Back in London we freshen up then head out for dinner. Wortley Village is only a few blocks away from our Inn, inhabited by independent shops and restaurants, we saw several places that looked enticing. Gusto Food and Wine Bar is open late and offers patio seating, just what we are looking for. In addition to entrees and salads the menu features a series of small plates; after reading over the selections and asking our waitress for suggestions, we place our order. The stuffed risotto balls are served with a sambuca pomodoro sauce, a fantastic dish, much larger than expected. The Flat iron steak tacos are tender and flavorful, last to make an appearance are the chips and dip; jalapeno crab dip, walnut goat cheese artichoke dip and Texas caviar (salsa) served with crostini and root vegetable chips, it is all delicious and way too much for just two people! The food and service were outstanding, definitely a place we’ll come back to.

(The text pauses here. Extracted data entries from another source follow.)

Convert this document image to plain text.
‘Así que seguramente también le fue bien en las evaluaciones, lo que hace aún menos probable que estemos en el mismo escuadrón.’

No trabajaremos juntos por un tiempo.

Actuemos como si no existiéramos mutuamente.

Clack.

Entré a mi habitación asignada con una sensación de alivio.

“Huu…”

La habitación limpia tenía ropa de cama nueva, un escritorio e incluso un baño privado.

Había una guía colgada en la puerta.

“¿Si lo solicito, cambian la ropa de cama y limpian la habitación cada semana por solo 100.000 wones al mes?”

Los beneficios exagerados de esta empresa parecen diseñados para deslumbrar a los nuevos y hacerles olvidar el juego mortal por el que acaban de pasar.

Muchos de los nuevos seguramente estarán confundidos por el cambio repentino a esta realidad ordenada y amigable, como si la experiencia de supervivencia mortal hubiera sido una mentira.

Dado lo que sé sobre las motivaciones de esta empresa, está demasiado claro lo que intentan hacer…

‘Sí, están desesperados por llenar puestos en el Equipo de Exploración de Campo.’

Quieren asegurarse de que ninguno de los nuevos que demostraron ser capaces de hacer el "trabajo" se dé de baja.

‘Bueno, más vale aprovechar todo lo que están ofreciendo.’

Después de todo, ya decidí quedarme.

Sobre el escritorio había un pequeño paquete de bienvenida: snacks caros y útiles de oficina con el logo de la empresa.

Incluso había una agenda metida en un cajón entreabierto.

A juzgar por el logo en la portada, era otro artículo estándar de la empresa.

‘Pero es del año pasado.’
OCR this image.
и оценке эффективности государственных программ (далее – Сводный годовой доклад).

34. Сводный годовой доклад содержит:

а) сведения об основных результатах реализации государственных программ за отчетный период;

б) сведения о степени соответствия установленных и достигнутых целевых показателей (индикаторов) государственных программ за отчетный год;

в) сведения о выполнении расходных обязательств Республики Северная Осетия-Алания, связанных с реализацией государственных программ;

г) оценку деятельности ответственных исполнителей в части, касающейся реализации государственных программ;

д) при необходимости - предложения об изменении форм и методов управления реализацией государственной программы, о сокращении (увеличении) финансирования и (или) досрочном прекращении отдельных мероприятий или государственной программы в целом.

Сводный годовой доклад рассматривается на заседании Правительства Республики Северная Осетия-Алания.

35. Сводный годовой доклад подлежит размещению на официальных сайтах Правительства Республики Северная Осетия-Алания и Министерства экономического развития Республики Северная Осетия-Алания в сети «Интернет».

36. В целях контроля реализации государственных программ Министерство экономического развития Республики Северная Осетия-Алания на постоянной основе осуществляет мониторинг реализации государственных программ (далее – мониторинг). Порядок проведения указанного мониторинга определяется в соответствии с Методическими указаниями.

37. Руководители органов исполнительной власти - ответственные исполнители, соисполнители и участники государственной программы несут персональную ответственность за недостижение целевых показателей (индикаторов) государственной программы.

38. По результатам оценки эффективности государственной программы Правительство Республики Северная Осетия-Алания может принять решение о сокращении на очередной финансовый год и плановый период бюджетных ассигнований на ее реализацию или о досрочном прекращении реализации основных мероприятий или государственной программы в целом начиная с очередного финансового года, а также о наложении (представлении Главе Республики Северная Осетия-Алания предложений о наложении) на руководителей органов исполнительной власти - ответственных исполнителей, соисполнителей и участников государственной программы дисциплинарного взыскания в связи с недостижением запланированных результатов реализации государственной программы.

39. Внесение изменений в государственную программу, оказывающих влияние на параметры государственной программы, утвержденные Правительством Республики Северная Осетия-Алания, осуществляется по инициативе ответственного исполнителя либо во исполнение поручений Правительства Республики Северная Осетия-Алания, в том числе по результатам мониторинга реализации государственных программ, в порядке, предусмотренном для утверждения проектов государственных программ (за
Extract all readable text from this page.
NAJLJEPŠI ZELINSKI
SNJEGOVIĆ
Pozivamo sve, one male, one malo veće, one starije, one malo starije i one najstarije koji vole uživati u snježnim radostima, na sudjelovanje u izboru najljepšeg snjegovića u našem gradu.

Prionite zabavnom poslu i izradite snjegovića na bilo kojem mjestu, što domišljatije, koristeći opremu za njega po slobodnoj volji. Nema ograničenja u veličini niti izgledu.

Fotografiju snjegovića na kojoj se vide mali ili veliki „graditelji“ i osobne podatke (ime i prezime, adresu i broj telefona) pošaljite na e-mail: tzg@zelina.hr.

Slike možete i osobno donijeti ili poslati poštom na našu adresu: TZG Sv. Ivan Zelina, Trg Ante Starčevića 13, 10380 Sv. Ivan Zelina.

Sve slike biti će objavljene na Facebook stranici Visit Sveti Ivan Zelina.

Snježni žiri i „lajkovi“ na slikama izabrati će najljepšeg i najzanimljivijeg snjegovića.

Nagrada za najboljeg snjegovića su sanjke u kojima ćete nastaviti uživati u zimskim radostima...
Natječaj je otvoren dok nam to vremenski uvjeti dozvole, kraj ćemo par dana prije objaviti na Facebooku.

We are staying in the “old south” historic district of London, Ontario, at Idlewyld Inn. Built in 1878 as a private residence for Charles Smith Hyman, the (wealthy) mayor of London, it has gone from a family home to luxury apartments, a nursing home, a bed and breakfast and finally a historic boutique hotel. Visiting the Inn is like going back in time, designed in Victorian style, the interior is elegant, grand, luxurious. Floral print carpets cover the floors, antique fixtures glow with soft light, ornately carved wood is deeply colored and varnished to a high shine; it covers walls and surrounds the fireplace in the parlor. Ceilings are high, period furniture fills the public areas. The original dining room as been turned into a sophisticated restaurant that is open to the public; serving locally produced meat, vegetables, fruit and herbs, their extensive wine list offers the perfect vintage to go with every dish. Idlewyld is home to 23 unique, well appointed guest rooms, we are staying on the third floor. The hotel has maintained it’s Victorian charm while at the same time offering modern conveniences such as Wi-Fi , Jacuzzi tubs and an elevator. We have had a full day, time to get some sleep.